Mengapa GEO Mendadak Populer?
Peralihan perilaku pencarian tak bisa diabaikan. Menurut laporan Gartner, pada 2026 pengguna mesin pencari tradisional diprediksi turun hingga 25% karena makin maraknya pemakaian chatbot dan GenAI. Survei Vox Media bahkan menunjukkan 61% Gen Z dan 53% milenial lebih memilih tanya ke AI tools daripada menelusuri halaman per halaman di search engine klasik.
Poin pentingnya:
- Efisiensi jawaban instan: chatbot merangkum informasi dalam satu percakapan
- Pengalaman pengguna: tak perlu klik tautan bolak-balik, solusi langsung tersedia
- Tren global: banyak brand di luar negeri sudah mulai menyusun konten khusus untuk AI
Bedanya GEO dan SEO Biasa
Pada SEO tradisional, konten diukur lewat posisi di halaman hasil pencarian dan jumlah klik. Sementara GEO menuntut kita menciptakan konten yang “layak dipetik” oleh AI sebagai jawaban singkat—bahkan tanpa perlu pengguna klik masuk ke situs.

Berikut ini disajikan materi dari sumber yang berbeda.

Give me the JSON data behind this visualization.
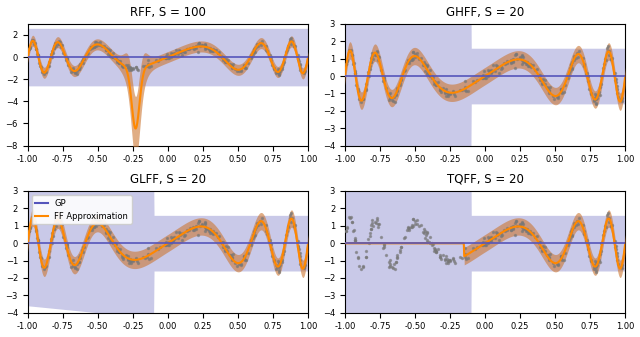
{
  "titles": [
    "RFF, S = 100",
    "GHFF, S = 20",
    "GLFF, S = 20",
    "TQFF, S = 20"
  ],
  "gp_color": "#5555bb",
  "ff_color": "#ff8800",
  "gp_fill_color": "#8888cc",
  "ff_fill_color": "#cc7733",
  "data_color": "#777777",
  "legend_labels": [
    "GP",
    "FF Approximation"
  ],
  "xlim": [
    -1.0,
    1.0
  ],
  "xticks": [
    -1.0,
    -0.75,
    -0.5,
    -0.25,
    0.0,
    0.25,
    0.5,
    0.75,
    1.0
  ],
  "ylim_rff": [
    -8,
    3
  ],
  "ylim_others": [
    -4,
    3
  ],
  "figsize": [
    6.4,
    3.37
  ],
  "dpi": 100
}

Penerapan GEO di Indonesia
Di tanah air, adopsi GEO masih dalam tahap awal. Industri e-commerce dan telekomunikasi umumnya lebih cepat merespon tren teknologi. Meski begitu, implementasi langsung GEO masih jarang ditemui. Beberapa brand seperti Halodoc dan Traveloka sudah memproduksi konten FAQ atau wawasan industri, namun belum tentu itu bagian dari strategi GEO murni.

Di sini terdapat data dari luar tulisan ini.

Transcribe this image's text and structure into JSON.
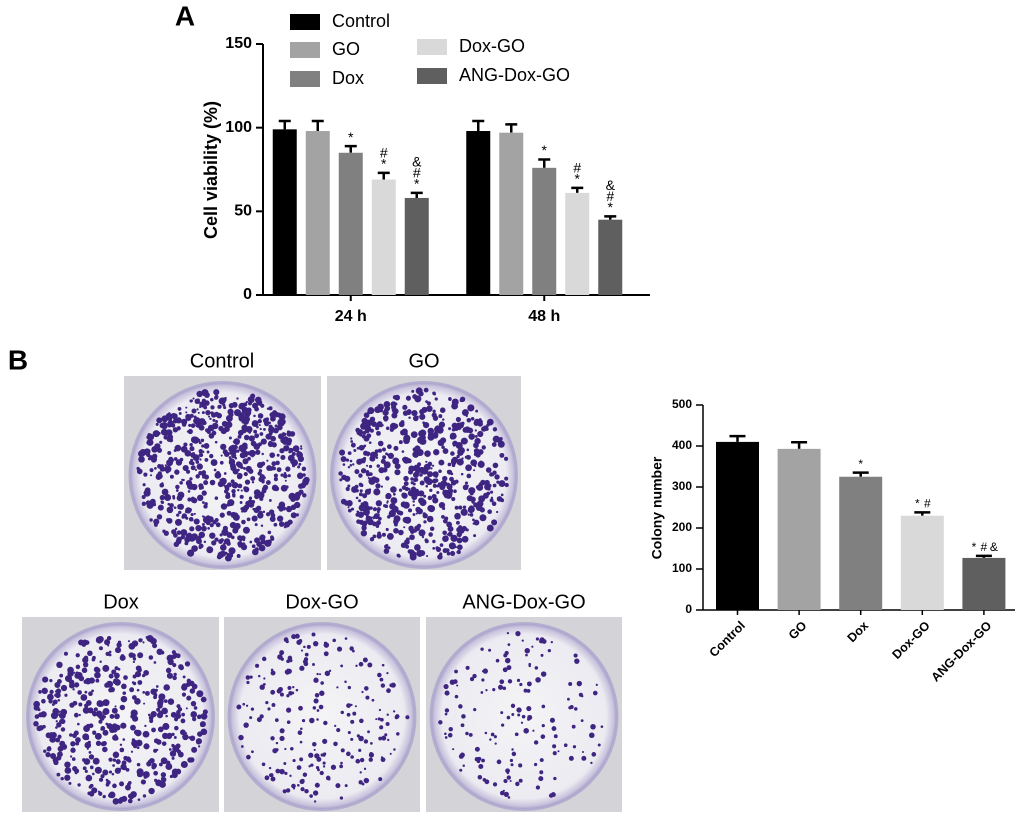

Sementara Hakuhodo International Indonesia, salah satu perusahaan periklanan asal Jepang, sudah menjajal GEO sejak awal 2025. Meski begitu, penetrasi GEO sangat bergantung pada kepercayaan pengguna terhadap AI generatif di Indonesia.
Tantangan yang Perlu Diantisipasi
- Popularitas yang terbatas
Banyak brand belum familiar dengan GEO, sehingga kesulitan memulai strategi.
- Paradigma baru
Merancang konten untuk AI generatif membutuhkan mindset berbeda dibanding SEO biasa.
- Keterbatasan SDM
Belum banyak digital marketer yang menguasai riset mendalam untuk konten berkualitas tinggi.
- Pengukuran ROI
Belum ada standar baku untuk menilai keberhasilan GEO, sehingga brand cenderung ragu menginvestasikan sumber daya.
Peluang dan Langkah Mitigasi
Meskipun tantangan cukup besar, peluang yang ditawarkan GEO juga menjanjikan:
- Mendominasi jawaban AI: Konten yang dipilih AI sebagai referensi akan meningkatkan kredibilitas brand.
- Efisiensi produksi: Dengan format modular (FAQ, ringkasan industri), konten lebih mudah diolah AI.
- Potensi konversi: Jawaban langsung dari AI bisa mendorong pengguna untuk lebih cepat melakukan aksi (pembelian, pendaftaran).
Untuk memulai:
- Lakukan prompt audit: Analisis bagaimana brand Anda saat ini muncul dalam hasil generatif AI.
- Kembangkan konten komprehensif: Jawab tuntas pertanyaan pengguna dengan gaya ringkas dan mudah dipahami AI.
- Terapkan schema markup: FAQ, How-to, dan Article schema membantu AI memahami struktur konten.
- Edukasi tim internal: Tingkatkan pemahaman soal GEO dan cara menyesuaikan konten.
Generative Engine Optimization bukan sekadar tren semata. Di tengah pergeseran ke AI-powered search, GEO menawarkan cara baru bagi brand untuk tetap terlihat dan dipercaya. Mulai dari riset konten, struktur informatif, hingga penerapan markup, semua perlu disiapkan agar AI genetik memilih konten Anda sebagai jawaban paling tepat. Dengan langkah-langkah yang terencana dan edukasi internal, GEO bisa menjadi senjata pamungkas digital marketing—menjaga brand Anda tetap relevan di mata mesin pencari masa depan.